Health and safety vs. productivity

Health and safety is often spoken about in terms of striking a balance between safety measures and productivity. There are still many companies that view safety training and regulations as productivity bottlenecks or hurdles, rather than enablers or business differentiators. Of course, implementing health and safety training, protective measures and administration is an expense for companies. It all takes time, effort and money, which – on the surface at least – is not always seen to generate a profit or lead to greater productivity i.e. it’s seen as pure cost and not an investment.

However, that’s quite a narrow view. Data from the Automation’s Safety Maturity Index, a series of studies that measures manufacturers’ performance, debunks the myth that health and safety limits productivity. 

Their findings suggest that best-in-class companies (those ranking in the top 20 percent of aggregate performance sources on the index) recorded impressive efficiency rates with just 2% unscheduled downtime. While that level of performance may be expected of best-in-class companies, what was unexpected is that these same companies had an injury frequency rate of 0.05%. This is 18 times lower than the average company, and significantly lower than the least productive companies. 

The index measured performance based on their culture (behaviour), compliance (procedural) and capital (technology). The low injury rate could suggest that health and safety is about much more than just regulation and can be followed without having a negative impact on productivity. 

Richard Evens, Commercial Director, from the British Safety Council says: “Companies need to be doing more than simply ticking boxes when it comes to health and safety.

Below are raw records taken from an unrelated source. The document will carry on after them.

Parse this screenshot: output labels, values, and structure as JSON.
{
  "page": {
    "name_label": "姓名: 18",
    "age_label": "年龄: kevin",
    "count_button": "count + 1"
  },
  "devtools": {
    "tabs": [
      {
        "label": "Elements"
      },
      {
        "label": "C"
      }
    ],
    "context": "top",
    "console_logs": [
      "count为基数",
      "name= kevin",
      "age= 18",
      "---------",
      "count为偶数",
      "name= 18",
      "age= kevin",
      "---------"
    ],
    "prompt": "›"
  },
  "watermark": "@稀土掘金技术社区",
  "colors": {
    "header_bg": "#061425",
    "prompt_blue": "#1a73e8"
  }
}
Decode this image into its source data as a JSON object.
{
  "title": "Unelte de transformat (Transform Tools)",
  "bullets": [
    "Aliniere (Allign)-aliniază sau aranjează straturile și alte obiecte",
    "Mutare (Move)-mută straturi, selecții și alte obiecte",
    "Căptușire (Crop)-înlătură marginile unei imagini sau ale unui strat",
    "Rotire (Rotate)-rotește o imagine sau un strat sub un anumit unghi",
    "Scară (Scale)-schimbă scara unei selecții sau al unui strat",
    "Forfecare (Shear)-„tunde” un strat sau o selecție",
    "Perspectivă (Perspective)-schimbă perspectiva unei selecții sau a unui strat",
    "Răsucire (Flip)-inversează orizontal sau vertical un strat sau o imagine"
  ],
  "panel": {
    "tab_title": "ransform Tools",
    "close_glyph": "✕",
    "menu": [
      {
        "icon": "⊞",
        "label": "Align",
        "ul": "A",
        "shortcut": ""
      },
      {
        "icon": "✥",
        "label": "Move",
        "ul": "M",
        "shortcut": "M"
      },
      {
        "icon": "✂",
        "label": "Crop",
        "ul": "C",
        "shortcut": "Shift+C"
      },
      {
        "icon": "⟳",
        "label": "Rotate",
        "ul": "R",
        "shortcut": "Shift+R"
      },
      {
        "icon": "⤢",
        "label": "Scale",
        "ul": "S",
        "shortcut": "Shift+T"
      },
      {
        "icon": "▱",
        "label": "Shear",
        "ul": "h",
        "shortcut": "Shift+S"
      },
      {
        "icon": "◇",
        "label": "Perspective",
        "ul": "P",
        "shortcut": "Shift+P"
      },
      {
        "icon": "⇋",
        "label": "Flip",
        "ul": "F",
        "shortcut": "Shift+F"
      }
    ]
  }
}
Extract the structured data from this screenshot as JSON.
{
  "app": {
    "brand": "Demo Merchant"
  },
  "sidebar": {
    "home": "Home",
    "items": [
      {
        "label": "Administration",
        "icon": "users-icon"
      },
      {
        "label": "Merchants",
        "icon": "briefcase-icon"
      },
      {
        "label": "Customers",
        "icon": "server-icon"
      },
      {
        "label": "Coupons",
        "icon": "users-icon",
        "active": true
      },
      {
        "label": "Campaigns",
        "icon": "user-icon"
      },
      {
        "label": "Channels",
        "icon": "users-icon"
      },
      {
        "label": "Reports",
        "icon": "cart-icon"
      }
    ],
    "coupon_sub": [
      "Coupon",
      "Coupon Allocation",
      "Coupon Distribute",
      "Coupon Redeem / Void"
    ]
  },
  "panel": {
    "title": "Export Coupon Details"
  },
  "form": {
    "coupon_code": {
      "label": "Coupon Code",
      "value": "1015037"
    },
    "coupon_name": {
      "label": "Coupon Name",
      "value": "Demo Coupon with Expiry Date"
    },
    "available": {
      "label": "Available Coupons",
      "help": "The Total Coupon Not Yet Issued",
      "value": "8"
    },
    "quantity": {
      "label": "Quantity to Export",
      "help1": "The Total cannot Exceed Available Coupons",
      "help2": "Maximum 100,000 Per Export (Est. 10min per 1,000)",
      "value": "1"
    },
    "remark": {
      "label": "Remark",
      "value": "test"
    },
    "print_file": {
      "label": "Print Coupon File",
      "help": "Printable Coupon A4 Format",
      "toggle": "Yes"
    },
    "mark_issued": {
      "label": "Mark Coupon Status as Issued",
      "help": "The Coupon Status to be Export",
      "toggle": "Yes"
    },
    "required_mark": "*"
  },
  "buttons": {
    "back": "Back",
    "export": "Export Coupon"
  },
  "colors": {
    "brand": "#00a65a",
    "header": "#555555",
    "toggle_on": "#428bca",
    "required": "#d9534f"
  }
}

Investment in equipment and technology, as well as a company culture that cares for the welfare of employees, is essential for companies to benefit from the cycle of better safety leading to better productivity.”

The business case for health and safety – millions can be saved

In one study carried out by the HSE, the gas company Transco created a win-win situation by improving communication about safety issues, investigating accidents, encouraging line managers to take more responsibility and making it easier for employees to report issues. 

Their efforts completely transformed the company culture around health and safety – and the results certainly speak for themselves. Transco experienced over 80% reduction in lost time due to injuries, enhanced staff morale, improved their relationship with key stakeholders and even saved around £4.5 million through this reduced injury rate. 

In contrast to this, we have all heard instances of companies that have neglected their responsibilities only to result in a media storm due to serious consequences of breaching health and safety regulations. For example, the NHS made the national news in 2015 when Stafford Hospital trust was forced to plead guilty to breaches that had resulted in the deaths of four patients. 

This is of course an extreme example, but it does illustrate how dangerous it can be to trivialise health and safety with schoolyard quips and broad generalisations.


Far from health and safety “going mad”, it seems that the ones who are mad could be the companies missing out on the potential positive return that health and safety can bring to their business. 

By understanding the business case for health and safety, and then investing in training for their employees, companies from all sectors could transform their fortunes as well as their health.